Alain Juppe, a former French prime minister and close political ally of President Jacques Chirac,  was convicted Friday in a party financing scandal and declared ineligible for public office for 10 years.
JUPPE
The conviction of former French Prime Minister Alain Juppe, shown in October, will likely end the political career of the close ally of French President Jacques Chirac if it is upheld on appeal.Francois Mori / AP file
/ Source: The Associated Press

Former Prime Minister Alain Juppe was found guilty Friday in a party financing scandal and declared ineligible for public office for 10 years.

The decision was a major blow for President Jacques Chirac, who loses a key political ally and possible successor.

The court in Nanterre sentenced Juppe, 58, to a suspended 18-month prison sentence. The conviction also automatically barred the legislator and mayor of Bordeaux from holding office for 10 years.

Pale and on the verge of tears, Juppe declined to speak after the verdict and left the court by a back door.

Attorney Francis Szpiner, Juppe’s lawyer, called the verdict “questionable and unjust” and said he would file an appeal — a move that would allow Juppe to remain in office.

The sentence was far heavier than the eight-month suspended sentence sought by prosecutors, who did not call for his dismissal from office. The court rejected Juppe’s request that any guilty verdict not be entered into his criminal record, which would allow him to stay in public office.

“The nature of the acts committed is intolerable to society,” the court ruled. By engaging in such actions, Juppe “betrayed the trust of the sovereign people.”

Chirac’s prime minister from 1995-97, Juppe is an institution on the political right and was seen as a likely presidential candidate in the 2007 election.
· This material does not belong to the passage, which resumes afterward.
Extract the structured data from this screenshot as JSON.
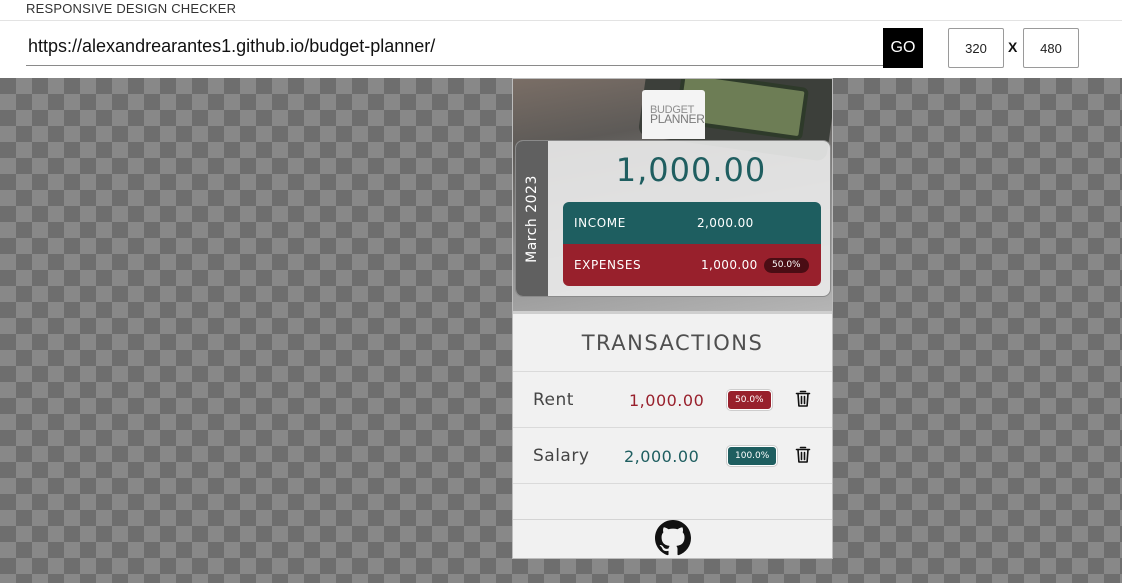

The conviction against Juppe stems from a fake jobs scheme under which Paris City Hall paid the salaries of some personnel of Chirac’s political party. At the time, Juppe was the city’s finance director under then-mayor Chirac. Juppe was also secretary-general of Chirac’s party, then called the Rally for the Republic, or RPR.
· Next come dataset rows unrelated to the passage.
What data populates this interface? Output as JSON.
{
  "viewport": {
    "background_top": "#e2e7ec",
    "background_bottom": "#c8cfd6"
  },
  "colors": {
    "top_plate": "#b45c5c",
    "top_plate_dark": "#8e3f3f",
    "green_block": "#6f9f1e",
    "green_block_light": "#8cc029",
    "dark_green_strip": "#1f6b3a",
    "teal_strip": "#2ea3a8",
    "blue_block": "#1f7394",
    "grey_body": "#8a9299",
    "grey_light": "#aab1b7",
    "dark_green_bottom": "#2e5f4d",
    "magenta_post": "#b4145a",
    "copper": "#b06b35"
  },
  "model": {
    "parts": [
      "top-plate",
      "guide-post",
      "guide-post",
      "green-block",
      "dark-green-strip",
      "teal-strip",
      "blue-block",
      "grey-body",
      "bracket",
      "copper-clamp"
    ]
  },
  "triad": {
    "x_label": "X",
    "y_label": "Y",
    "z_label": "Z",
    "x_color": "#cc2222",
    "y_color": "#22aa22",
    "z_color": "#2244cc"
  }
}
Juppe is one of 27 people on trial in the case, but his role was limited to the salaries of seven people paid by City Hall between 1990 and 1995.

Still, his sentence was among the harshest handed down. All but six of the defendants were convicted.

Juppe, who has proclaimed his innocence since being placed under investigation in 1998, said on Jan. 13 that he would end his political career if barred from public office.

Jacques Barrot, president of the UMP bloc in parliament and a former labor minister under Juppe, said he was “stupefied” and that the consequences of the decision, “seem, as they do to many French people, to be disproportionate to the charges.”

“It’s inconceivable that France be deprived of a leader like Alain Juppe, recognized in France and in the world for his qualities as a statesman,” Barrot said.